Contrast that to g++:

$ g++ lll.cpp
lll.cpp: In function ‘int main()’:
lll.cpp:7:14: error: no matching function for call to ‘foo(int, 
Foo)’
   foo(0, Foo());
               ^
lll.cpp:7:14: note: candidates are:
lll.cpp:1:6: note: void foo(int, char*)
  void foo(int a, char* b);
       ^
lll.cpp:1:6: note:   no known conversion for argument 2 from 
‘Foo’ to ‘char*’
lll.cpp:2:6: note: void foo(int, float)
  void foo(int a, float b);
       ^
lll.cpp:2:6: note:   no known conversion for argument 2 from 
‘Foo’ to ‘float’



The g++ example isn't great either... but is better because of 
this: "no known conversion for argument 2 from ‘Foo’ to ‘float’"


It actually told me which argument didn't match! clang is similar:

$ clang lll.cpp
lll.cpp:7:2: error: no matching function for call to 'foo'
         foo(0, Foo());
         ^~~
lll.cpp:1:6: note: candidate function not viable: no known 
conversion from 'Foo' to 'char *' for 2nd argument
void foo(int a, char* b);
      ^
lll.cpp:2:6: note: candidate function not viable: no known 
conversion from 'Foo' to 'float' for 2nd argument
void foo(int a, float b);



With the dmd one, especially on a long function, it is hard to 
tell just which argument is giving trouble. The C++ errors just 
flat out tell me which argument didn't match for each candidate.



Templates with constraints are even worse.

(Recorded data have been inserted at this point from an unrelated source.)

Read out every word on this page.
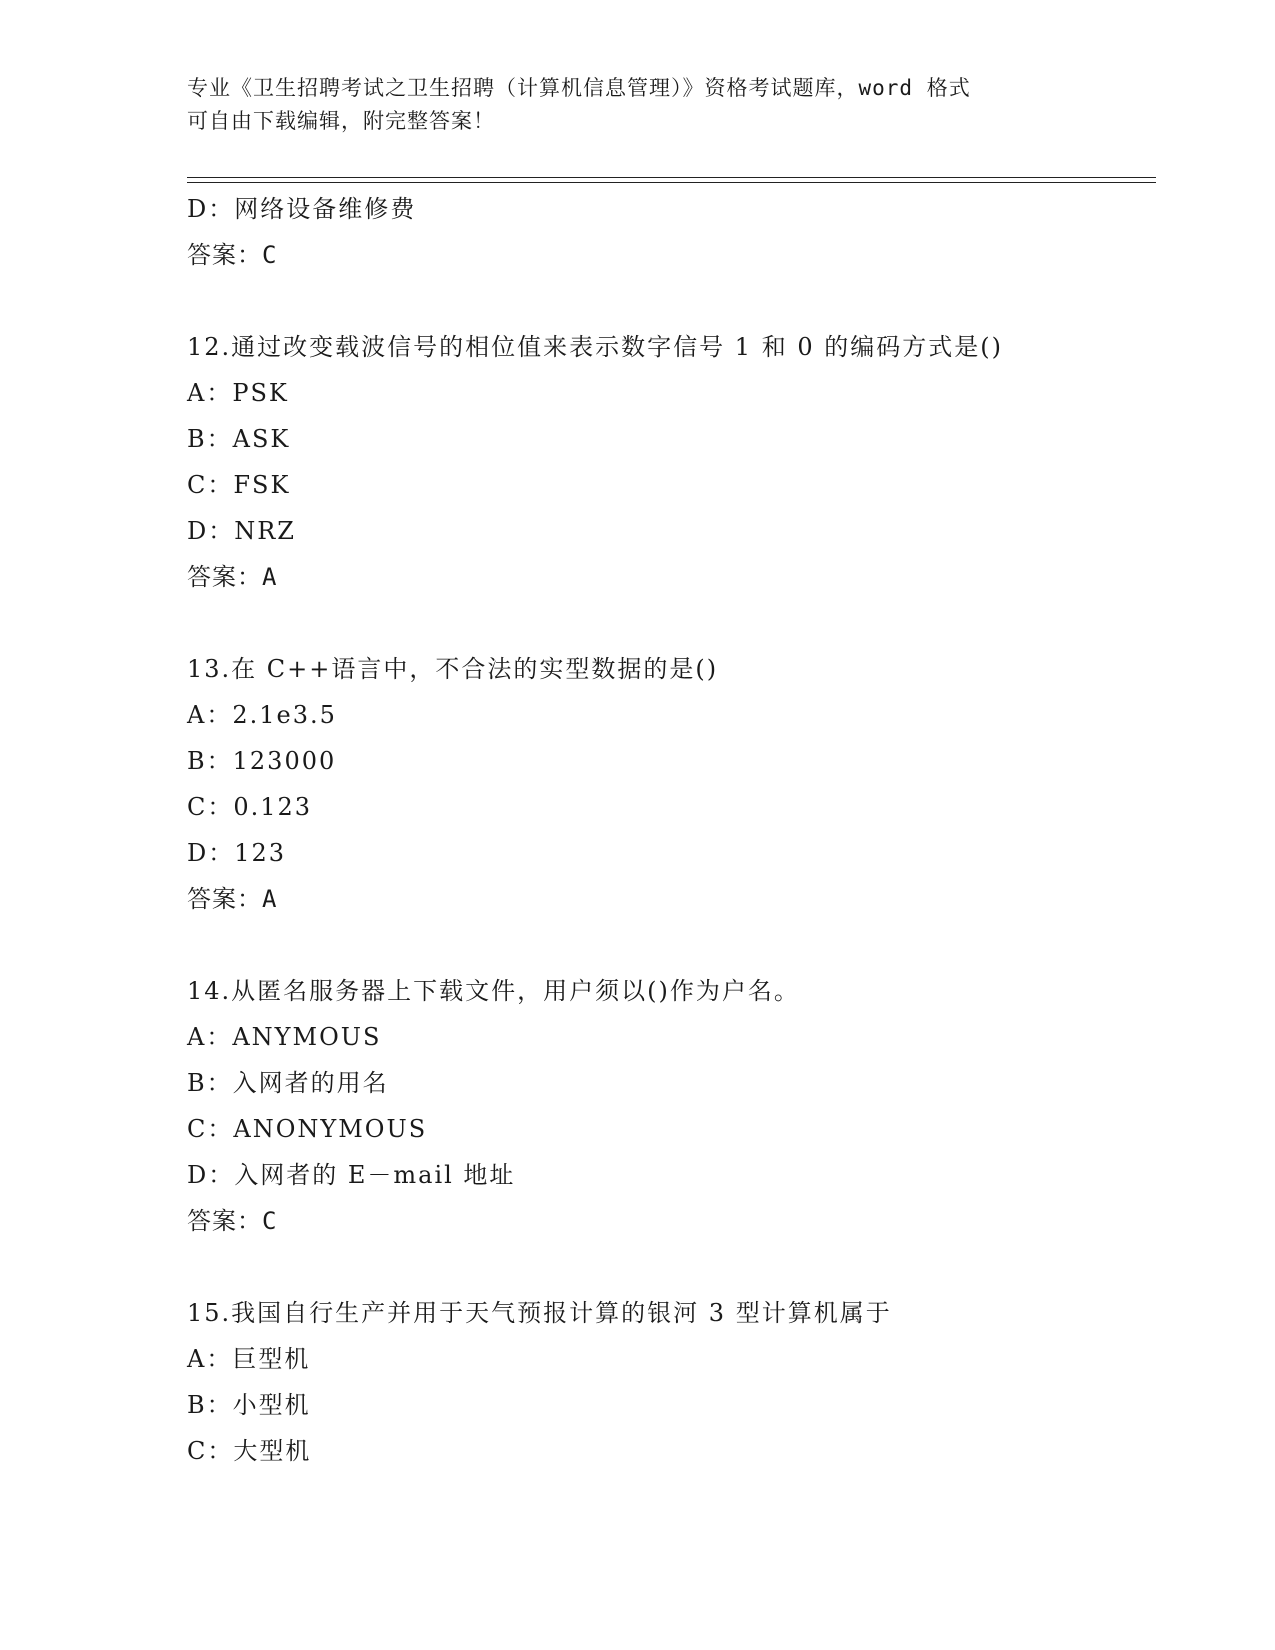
专业《卫生招聘考试之卫生招聘（计算机信息管理）》资格考试题库，word 格式
可自由下载编辑，附完整答案！
D：网络设备维修费
答案：C
12.通过改变载波信号的相位值来表示数字信号 1 和 0 的编码方式是()
A：PSK
B：ASK
C：FSK
D：NRZ
答案：A
13.在 C++语言中，不合法的实型数据的是()
A：2.1e3.5
B：123000
C：0.123
D：123
答案：A
14.从匿名服务器上下载文件，用户须以()作为户名。
A：ANYMOUS
B：入网者的用名
C：ANONYMOUS
D：入网者的 E－mail 地址
答案：C
15.我国自行生产并用于天气预报计算的银河 3 型计算机属于
A：巨型机
B：小型机
C：大型机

lll.d(3): Error: template std.algorithm.sorting.sort cannot 
deduce function from argument types !()(int), candidates are:
/home/me/d/dmd2/linux/bin32/../../src/phobos/std/algorithm/sorting.d(1830):        std.algorithm.sorting.sort(alias less = "a < b", SwapStrategy ss = SwapStrategy.unstable, Range)(Range r) if ((ss == SwapStrategy.unstable && (hasSwappableElements!Range || hasAssignableElements!Range) || ss != SwapStrategy.unstable && hasAssignableElements!Range) && isRandomAccessRange!Range && hasSlicing!Range && hasLength!Range)


What a mess! Just formatting that output might help, but I'd 
especially love it if it told me which individual boolean 
elements failed, passed, and were short-circuited. The compiler 
knows this, it had to evaluate that to figure out it didn't 
match, but it doesn't tell me.

At a glance, can you even tell what I passed to the function?

Bonus points would be it telling me why, for example, 
`isInputRange` failed, but I understand that is an even bigger 
problem to solve.

Of course, C++ doesn't have constraints so there's no comparison 
there.


Lastly, check this out:

lll.d(5): Error: function lll.foo (Color c) is not callable using 
argument types (Color)

WTF, right? Well, I have a locally defined `struct Color` and an 
imported one. Same name, but different type. The error message 
doesn't tell me which one is which.




These are the top 3 dmd error messages that bother me regularly. 
At runtime, little drives me more nuts than RangeError not 
telling me the index and the length. Again, it knows, the code 
checked it, but it didn't report it.